On a lighter (but potentially deeply metaphorical) note, I cringe thinking back to every single piece of clothing I wore in high school. When I’d go to the mall, I honestly couldn’t identify what clothes I liked, so I had no idea how to shop for myself. More likely, I was afraid to have a personal taste. When I finally made it to college and had to form my own community and make my own decisions, I discovered just how much catching up I had to do: I didn’t know who I was, and I had to figure it out quickly. Our personal values are not anyone else’s values, and we should each embrace them sooner.

4) How did you choose Cornell for undergrad?

My journey to Cornell may well be a matter of my having chosen the right school for the wrong reasons, as I was still in the process of deciding what direction I wanted to take with my life. I’d always been pulled between my conflicting loves for the arts and sciences, and spent a lot of time and energy in high school preparing for a career in architecture, which I thought would be a reasonable combination of the two. I had always been made to understand that my artistic pursuits (not only directing, but also performing and creating visual art) made for fun hobbies but were not acceptable career paths. Two of the very best architecture programs in the country are at Carnegie Mellon and Cornell, and since CMU is located in my hometown of Pittsburgh, Pennsylvania, I decided to apply to Cornell Early Decision to immerse myself in a new community.

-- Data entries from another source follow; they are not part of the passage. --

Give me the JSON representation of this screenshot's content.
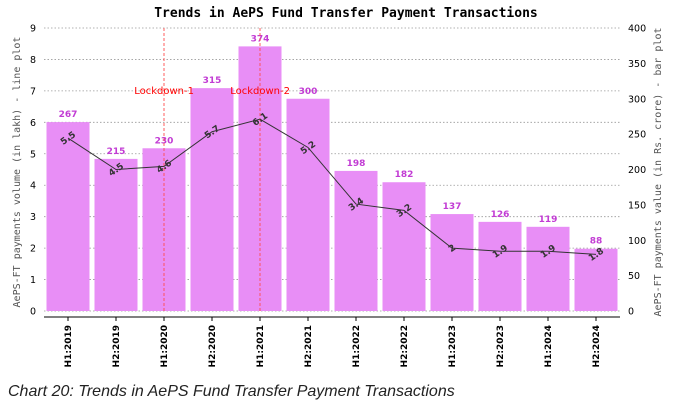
{
  "caption": "Chart 20: Trends in AePS Fund Transfer Payment Transactions",
  "chart_data": {
    "type": "bar+line",
    "title": "Trends in AePS Fund Transfer Payment Transactions",
    "categories": [
      "H1:2019",
      "H2:2019",
      "H1:2020",
      "H2:2020",
      "H1:2021",
      "H2:2021",
      "H1:2022",
      "H2:2022",
      "H1:2023",
      "H2:2023",
      "H1:2024",
      "H2:2024"
    ],
    "bar_series": {
      "name": "AePS-FT payments value (in Rs. crore) - bar plot",
      "values": [
        267,
        215,
        230,
        315,
        374,
        300,
        198,
        182,
        137,
        126,
        119,
        88
      ],
      "color": "#e88ef6"
    },
    "line_series": {
      "name": "AePS-FT payments volume (in lakh) - line plot",
      "values": [
        5.5,
        4.5,
        4.6,
        5.7,
        6.1,
        5.2,
        3.4,
        3.2,
        2,
        1.9,
        1.9,
        1.8
      ],
      "labels": [
        "5.5",
        "4.5",
        "4.6",
        "5.7",
        "6.1",
        "5.2",
        "3.4",
        "3.2",
        "2",
        "1.9",
        "1.9",
        "1.8"
      ],
      "color": "#333333"
    },
    "ylabel_left": "AePS-FT payments volume (in lakh) - line plot",
    "ylabel_right": "AePS-FT payments value (in Rs. crore) - bar plot",
    "ylim_left": [
      0,
      9
    ],
    "yticks_left": [
      "0",
      "1",
      "2",
      "3",
      "4",
      "5",
      "6",
      "7",
      "8",
      "9"
    ],
    "ylim_right": [
      0,
      400
    ],
    "yticks_right": [
      "0",
      "50",
      "100",
      "150",
      "200",
      "250",
      "300",
      "350",
      "400"
    ],
    "grid": "horizontal dotted",
    "annotations": [
      {
        "text": "Lockdown-1",
        "at_category": "H1:2020"
      },
      {
        "text": "Lockdown-2",
        "at_category": "H1:2021"
      }
    ]
  }
}
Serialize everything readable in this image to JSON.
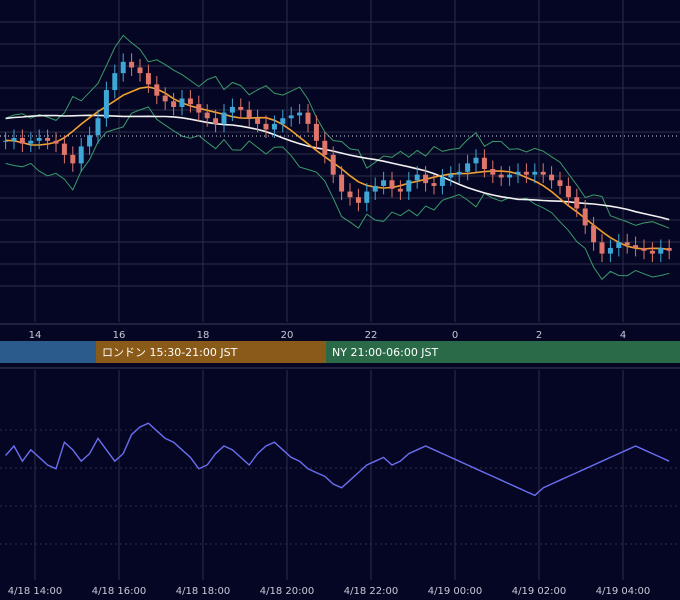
{
  "colors": {
    "background": "#050623",
    "grid": "#2a2d4a",
    "candle_up": "#3fa7d6",
    "candle_down": "#e0766a",
    "ma_short": "#f0a030",
    "ma_long": "#f2f2f2",
    "bollinger": "#3a9a6a",
    "rsi_line": "#6a6ef0",
    "session_tokyo": "#2b5a8c",
    "session_london": "#8a5a18",
    "session_ny": "#2a6a48"
  },
  "sessions": [
    {
      "label": "",
      "color_key": "session_tokyo"
    },
    {
      "label": "ロンドン 15:30-21:00 JST",
      "color_key": "session_london"
    },
    {
      "label": "NY 21:00-06:00 JST",
      "color_key": "session_ny"
    }
  ],
  "chart_data": [
    {
      "type": "candlestick",
      "x_axis_hour_ticks": [
        "14",
        "16",
        "18",
        "20",
        "22",
        "0",
        "2",
        "4"
      ],
      "x_range_hours": [
        13.2,
        29.2
      ],
      "y_range": [
        0,
        100
      ],
      "grid": true,
      "series": [
        {
          "name": "candles",
          "hours": [
            13.3,
            13.5,
            13.7,
            13.9,
            14.1,
            14.3,
            14.5,
            14.7,
            14.9,
            15.1,
            15.3,
            15.5,
            15.7,
            15.9,
            16.1,
            16.3,
            16.5,
            16.7,
            16.9,
            17.1,
            17.3,
            17.5,
            17.7,
            17.9,
            18.1,
            18.3,
            18.5,
            18.7,
            18.9,
            19.1,
            19.3,
            19.5,
            19.7,
            19.9,
            20.1,
            20.3,
            20.5,
            20.7,
            20.9,
            21.1,
            21.3,
            21.5,
            21.7,
            21.9,
            22.1,
            22.3,
            22.5,
            22.7,
            22.9,
            23.1,
            23.3,
            23.5,
            23.7,
            23.9,
            24.1,
            24.3,
            24.5,
            24.7,
            24.9,
            25.1,
            25.3,
            25.5,
            25.7,
            25.9,
            26.1,
            26.3,
            26.5,
            26.7,
            26.9,
            27.1,
            27.3,
            27.5,
            27.7,
            27.9,
            28.1,
            28.3,
            28.5,
            28.7,
            28.9,
            29.1
          ],
          "close": [
            60,
            61,
            59,
            60,
            61,
            60,
            59,
            55,
            52,
            58,
            62,
            68,
            78,
            84,
            88,
            86,
            84,
            80,
            76,
            74,
            72,
            75,
            73,
            70,
            68,
            66,
            70,
            72,
            71,
            68,
            66,
            64,
            66,
            68,
            69,
            70,
            66,
            60,
            55,
            48,
            42,
            40,
            38,
            42,
            44,
            46,
            43,
            42,
            46,
            48,
            45,
            44,
            47,
            48,
            49,
            52,
            54,
            50,
            48,
            47,
            48,
            49,
            48,
            49,
            48,
            46,
            44,
            40,
            36,
            30,
            24,
            20,
            22,
            24,
            23,
            22,
            21,
            20,
            22,
            21
          ]
        }
      ]
    },
    {
      "type": "line",
      "x_axis_labels": [
        "4/18 14:00",
        "4/18 16:00",
        "4/18 18:00",
        "4/18 20:00",
        "4/18 22:00",
        "4/19 00:00",
        "4/19 02:00",
        "4/19 04:00"
      ],
      "series": [
        {
          "name": "rsi",
          "values": [
            55,
            60,
            52,
            58,
            54,
            50,
            48,
            62,
            58,
            52,
            56,
            64,
            58,
            52,
            56,
            66,
            70,
            72,
            68,
            64,
            62,
            58,
            54,
            48,
            50,
            56,
            60,
            58,
            54,
            50,
            56,
            60,
            62,
            58,
            54,
            52,
            48,
            46,
            44,
            40,
            38,
            42,
            46,
            50,
            52,
            54,
            50,
            52,
            56,
            58,
            60,
            58,
            56,
            54,
            52,
            50,
            48,
            46,
            44,
            42,
            40,
            38,
            36,
            34,
            38,
            40,
            42,
            44,
            46,
            48,
            50,
            52,
            54,
            56,
            58,
            60,
            58,
            56,
            54,
            52
          ]
        }
      ]
    }
  ]
}
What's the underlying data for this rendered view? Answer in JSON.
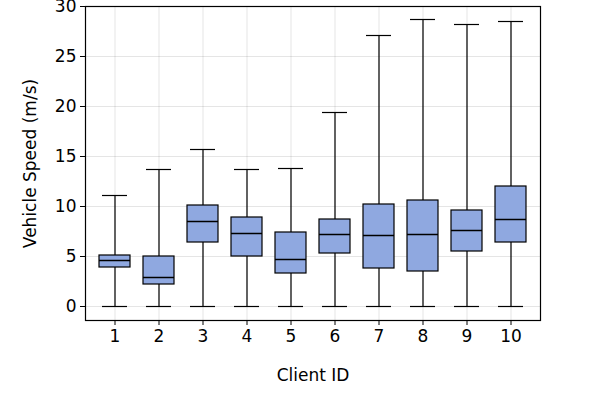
{
  "chart_data": {
    "type": "box",
    "xlabel": "Client ID",
    "ylabel": "Vehicle Speed (m/s)",
    "categories": [
      "1",
      "2",
      "3",
      "4",
      "5",
      "6",
      "7",
      "8",
      "9",
      "10"
    ],
    "min": [
      0,
      0,
      0,
      0,
      0,
      0,
      0,
      0,
      0,
      0
    ],
    "q1": [
      3.9,
      2.2,
      6.4,
      5.0,
      3.3,
      5.3,
      3.8,
      3.5,
      5.5,
      6.4
    ],
    "median": [
      4.6,
      2.9,
      8.5,
      7.3,
      4.7,
      7.2,
      7.1,
      7.2,
      7.6,
      8.7
    ],
    "q3": [
      5.1,
      5.0,
      10.1,
      8.9,
      7.4,
      8.7,
      10.2,
      10.6,
      9.6,
      12.0
    ],
    "max": [
      11.1,
      13.7,
      15.7,
      13.7,
      13.8,
      19.4,
      27.1,
      28.7,
      28.2,
      28.5
    ],
    "color": "#8fa8e0",
    "ylim": [
      -1.4,
      30
    ],
    "yticks": [
      0,
      5,
      10,
      15,
      20,
      25,
      30
    ],
    "grid": true
  }
}
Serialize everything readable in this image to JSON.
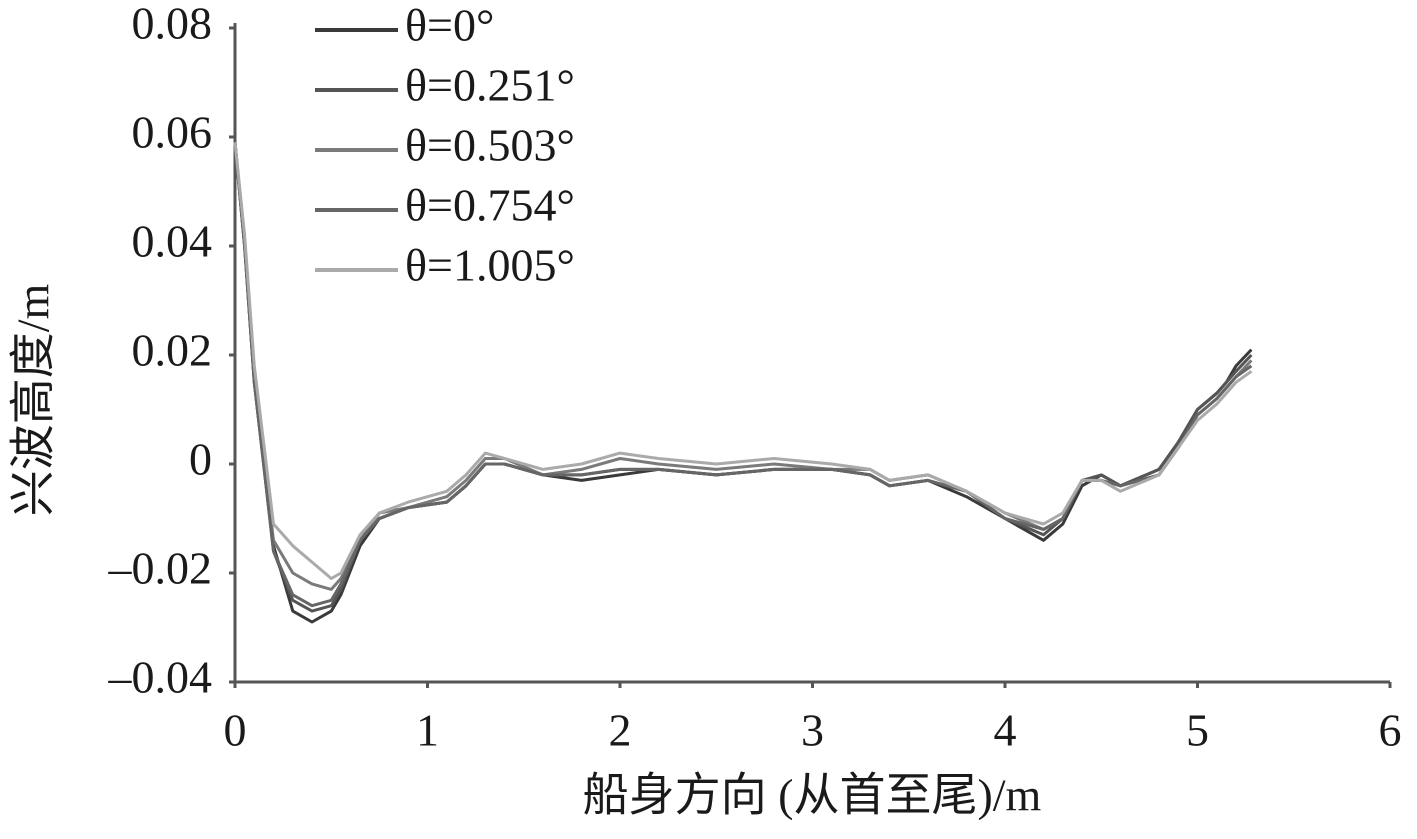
{
  "chart_data": {
    "type": "line",
    "x_label": "船身方向 (从首至尾)/m",
    "y_label": "兴波高度/m",
    "x": [
      0,
      0.05,
      0.1,
      0.2,
      0.3,
      0.4,
      0.5,
      0.55,
      0.65,
      0.75,
      0.9,
      1.1,
      1.2,
      1.3,
      1.4,
      1.6,
      1.8,
      2.0,
      2.2,
      2.5,
      2.8,
      3.1,
      3.3,
      3.4,
      3.6,
      3.8,
      4.0,
      4.2,
      4.3,
      4.4,
      4.5,
      4.6,
      4.8,
      4.9,
      5.0,
      5.1,
      5.15,
      5.2,
      5.28
    ],
    "series": [
      {
        "name": "θ=0°",
        "color": "#3a3a3a",
        "values": [
          0.059,
          0.04,
          0.015,
          -0.015,
          -0.027,
          -0.029,
          -0.027,
          -0.024,
          -0.015,
          -0.01,
          -0.008,
          -0.007,
          -0.004,
          0.0,
          0.0,
          -0.002,
          -0.003,
          -0.002,
          -0.001,
          -0.002,
          -0.001,
          -0.001,
          -0.002,
          -0.004,
          -0.003,
          -0.006,
          -0.01,
          -0.014,
          -0.011,
          -0.004,
          -0.002,
          -0.004,
          -0.001,
          0.004,
          0.01,
          0.013,
          0.015,
          0.018,
          0.021
        ]
      },
      {
        "name": "θ=0.251°",
        "color": "#555555",
        "values": [
          0.059,
          0.04,
          0.015,
          -0.016,
          -0.025,
          -0.027,
          -0.026,
          -0.023,
          -0.014,
          -0.01,
          -0.008,
          -0.007,
          -0.004,
          0.0,
          0.0,
          -0.002,
          -0.002,
          -0.001,
          -0.001,
          -0.002,
          -0.001,
          -0.001,
          -0.002,
          -0.004,
          -0.003,
          -0.005,
          -0.01,
          -0.013,
          -0.01,
          -0.003,
          -0.002,
          -0.004,
          -0.001,
          0.004,
          0.01,
          0.013,
          0.015,
          0.017,
          0.02
        ]
      },
      {
        "name": "θ=0.503°",
        "color": "#7a7a7a",
        "values": [
          0.059,
          0.041,
          0.016,
          -0.014,
          -0.02,
          -0.022,
          -0.023,
          -0.021,
          -0.014,
          -0.009,
          -0.008,
          -0.006,
          -0.003,
          0.001,
          0.001,
          -0.002,
          -0.001,
          0.001,
          0.0,
          -0.001,
          0.0,
          -0.001,
          -0.001,
          -0.003,
          -0.002,
          -0.005,
          -0.009,
          -0.012,
          -0.01,
          -0.003,
          -0.003,
          -0.004,
          -0.002,
          0.003,
          0.009,
          0.012,
          0.014,
          0.016,
          0.019
        ]
      },
      {
        "name": "θ=0.754°",
        "color": "#666666",
        "values": [
          0.059,
          0.04,
          0.015,
          -0.016,
          -0.024,
          -0.026,
          -0.025,
          -0.022,
          -0.014,
          -0.01,
          -0.008,
          -0.007,
          -0.004,
          0.0,
          0.0,
          -0.002,
          -0.002,
          -0.001,
          -0.001,
          -0.002,
          -0.001,
          -0.001,
          -0.002,
          -0.004,
          -0.003,
          -0.005,
          -0.01,
          -0.012,
          -0.01,
          -0.003,
          -0.003,
          -0.004,
          -0.002,
          0.003,
          0.009,
          0.012,
          0.014,
          0.016,
          0.018
        ]
      },
      {
        "name": "θ=1.005°",
        "color": "#aaaaaa",
        "values": [
          0.059,
          0.042,
          0.018,
          -0.011,
          -0.015,
          -0.018,
          -0.021,
          -0.02,
          -0.013,
          -0.009,
          -0.007,
          -0.005,
          -0.002,
          0.002,
          0.001,
          -0.001,
          0.0,
          0.002,
          0.001,
          0.0,
          0.001,
          0.0,
          -0.001,
          -0.003,
          -0.002,
          -0.005,
          -0.009,
          -0.011,
          -0.009,
          -0.003,
          -0.003,
          -0.005,
          -0.002,
          0.003,
          0.008,
          0.011,
          0.013,
          0.015,
          0.017
        ]
      }
    ],
    "xlim": [
      0,
      6
    ],
    "xticks": [
      0,
      1,
      2,
      3,
      4,
      5,
      6
    ],
    "ylim": [
      -0.04,
      0.08
    ],
    "yticks": [
      {
        "value": -0.04,
        "label": "–0.04"
      },
      {
        "value": -0.02,
        "label": "–0.02"
      },
      0,
      0.02,
      0.04,
      0.06,
      0.08
    ],
    "grid": false,
    "legend": "top-left"
  }
}
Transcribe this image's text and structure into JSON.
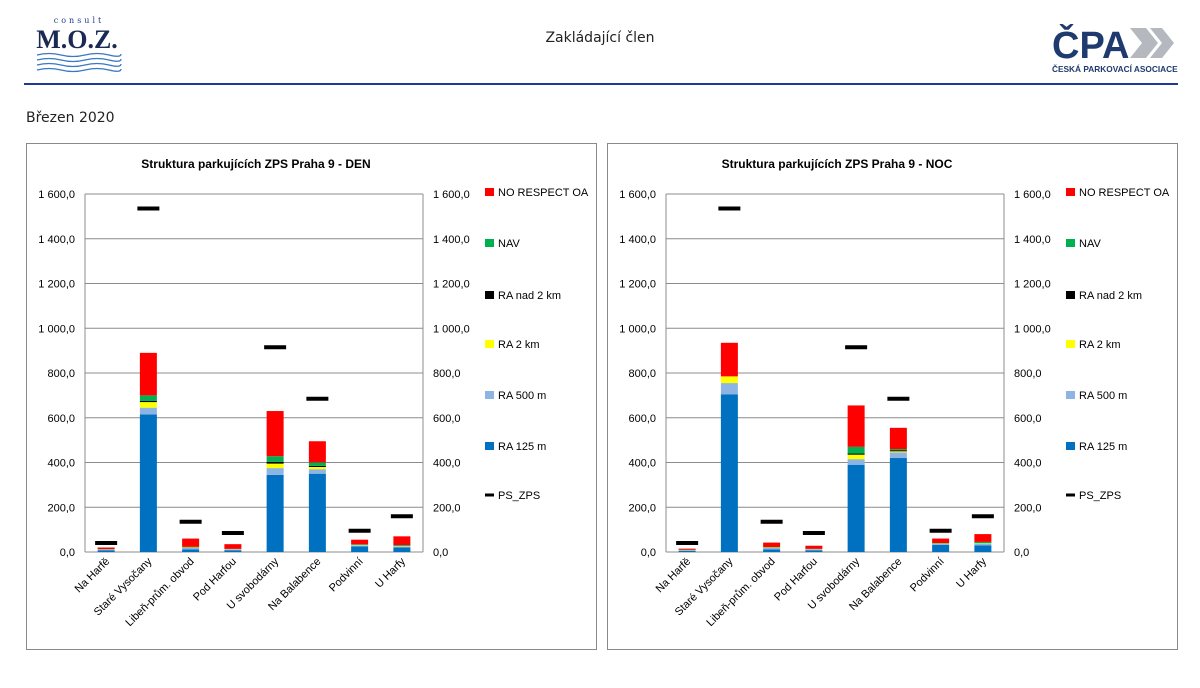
{
  "header": {
    "center_text": "Zakládající člen",
    "left_logo": {
      "top_text": "consult",
      "main_text": "M.O.Z."
    },
    "right_logo": {
      "main_text": "ČPA",
      "sub_text": "ČESKÁ PARKOVACÍ ASOCIACE"
    }
  },
  "page": {
    "date": "Březen 2020"
  },
  "colors": {
    "NO_RESPECT_OA": "#ff0000",
    "NAV": "#00b050",
    "RA_nad_2km": "#000000",
    "RA_2km": "#ffff00",
    "RA_500m": "#8eb4e3",
    "RA_125m": "#0070c0",
    "PS_ZPS": "#000000",
    "header_line": "#1f3a93"
  },
  "legend": [
    "NO RESPECT OA",
    "NAV",
    "RA nad 2 km",
    "RA 2 km",
    "RA 500 m",
    "RA 125 m",
    "PS_ZPS"
  ],
  "chart_data": [
    {
      "type": "bar",
      "title": "Struktura parkujících ZPS Praha 9 - DEN",
      "stacked": true,
      "categories": [
        "Na Harfě",
        "Staré Vysočany",
        "Libeň-prům. obvod",
        "Pod Harfou",
        "U svobodárny",
        "Na Balabence",
        "Podvinní",
        "U Harfy"
      ],
      "series": [
        {
          "name": "RA 125 m",
          "values": [
            8,
            615,
            12,
            8,
            345,
            350,
            25,
            20
          ]
        },
        {
          "name": "RA 500 m",
          "values": [
            3,
            30,
            6,
            4,
            30,
            20,
            5,
            5
          ]
        },
        {
          "name": "RA 2 km",
          "values": [
            1,
            25,
            2,
            1,
            20,
            10,
            2,
            2
          ]
        },
        {
          "name": "RA nad 2 km",
          "values": [
            0,
            5,
            1,
            0,
            8,
            5,
            1,
            1
          ]
        },
        {
          "name": "NAV",
          "values": [
            1,
            25,
            2,
            1,
            25,
            15,
            2,
            3
          ]
        },
        {
          "name": "NO RESPECT OA",
          "values": [
            7,
            190,
            37,
            21,
            202,
            95,
            20,
            39
          ]
        }
      ],
      "line_series": {
        "name": "PS_ZPS",
        "values": [
          40,
          1535,
          135,
          85,
          915,
          685,
          95,
          160
        ]
      },
      "ylim": [
        0,
        1600
      ],
      "yticks": [
        0,
        200,
        400,
        600,
        800,
        1000,
        1200,
        1400,
        1600
      ],
      "ytick_labels": [
        "0,0",
        "200,0",
        "400,0",
        "600,0",
        "800,0",
        "1 000,0",
        "1 200,0",
        "1 400,0",
        "1 600,0"
      ],
      "secondary_axis": true,
      "grid": true,
      "legend_position": "right"
    },
    {
      "type": "bar",
      "title": "Struktura parkujících ZPS Praha 9 - NOC",
      "stacked": true,
      "categories": [
        "Na Harfě",
        "Staré Vysočany",
        "Libeň-prům. obvod",
        "Pod Harfou",
        "U svobodárny",
        "Na Balabence",
        "Podvinní",
        "U Harfy"
      ],
      "series": [
        {
          "name": "RA 125 m",
          "values": [
            6,
            705,
            12,
            8,
            390,
            420,
            32,
            30
          ]
        },
        {
          "name": "RA 500 m",
          "values": [
            2,
            50,
            6,
            4,
            25,
            25,
            5,
            8
          ]
        },
        {
          "name": "RA 2 km",
          "values": [
            1,
            30,
            2,
            1,
            20,
            5,
            1,
            2
          ]
        },
        {
          "name": "RA nad 2 km",
          "values": [
            0,
            0,
            0,
            0,
            5,
            5,
            0,
            0
          ]
        },
        {
          "name": "NAV",
          "values": [
            1,
            0,
            2,
            1,
            30,
            5,
            2,
            5
          ]
        },
        {
          "name": "NO RESPECT OA",
          "values": [
            5,
            150,
            20,
            14,
            185,
            95,
            20,
            35
          ]
        }
      ],
      "line_series": {
        "name": "PS_ZPS",
        "values": [
          40,
          1535,
          135,
          85,
          915,
          685,
          95,
          160
        ]
      },
      "ylim": [
        0,
        1600
      ],
      "yticks": [
        0,
        200,
        400,
        600,
        800,
        1000,
        1200,
        1400,
        1600
      ],
      "ytick_labels": [
        "0,0",
        "200,0",
        "400,0",
        "600,0",
        "800,0",
        "1 000,0",
        "1 200,0",
        "1 400,0",
        "1 600,0"
      ],
      "secondary_axis": true,
      "grid": true,
      "legend_position": "right"
    }
  ]
}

When my mother and I visited the campus in Ithaca, I fell absolutely in love. I was especially excited by Risley Hall, a Program House for the creative and performing arts set in a red castle filled with decades of murals, a student-run theater, and a dining hall reminiscent of Hogwarts’ Great Hall. I felt at home there in a profound way, and knew I could really come into myself in that community. My mom took notice. We also visited the theatre department and got a taste for the exciting work they were making. Finally, we toured the architecture school, where we were informed that the course load is so intense that the students often sleep in the studio at their work tables. There’s very little time for anything but architecture, news which killed my dreams of continuing to pursue theatre as an extracurricular. On the long car ride home to Pittsburgh, my mom surprised me by going back on years of advice and urging me to study theatre and not architecture. It was a big moment for both of us. The deadline was fast approaching when I abandoned my architecture portfolio and applied instead as a theatre major to the one school I’d already decided was perfect for me. I was accepted, so Cornell was the only school I ever applied to. Looking back, I often wonder what would have happened if I had scrapped my Early Decision plans and applied to Yale or Columbia, but I ultimately have zero doubt that Cornell was the right choice for me, as I was afforded opportunities there that I would never have received elsewhere.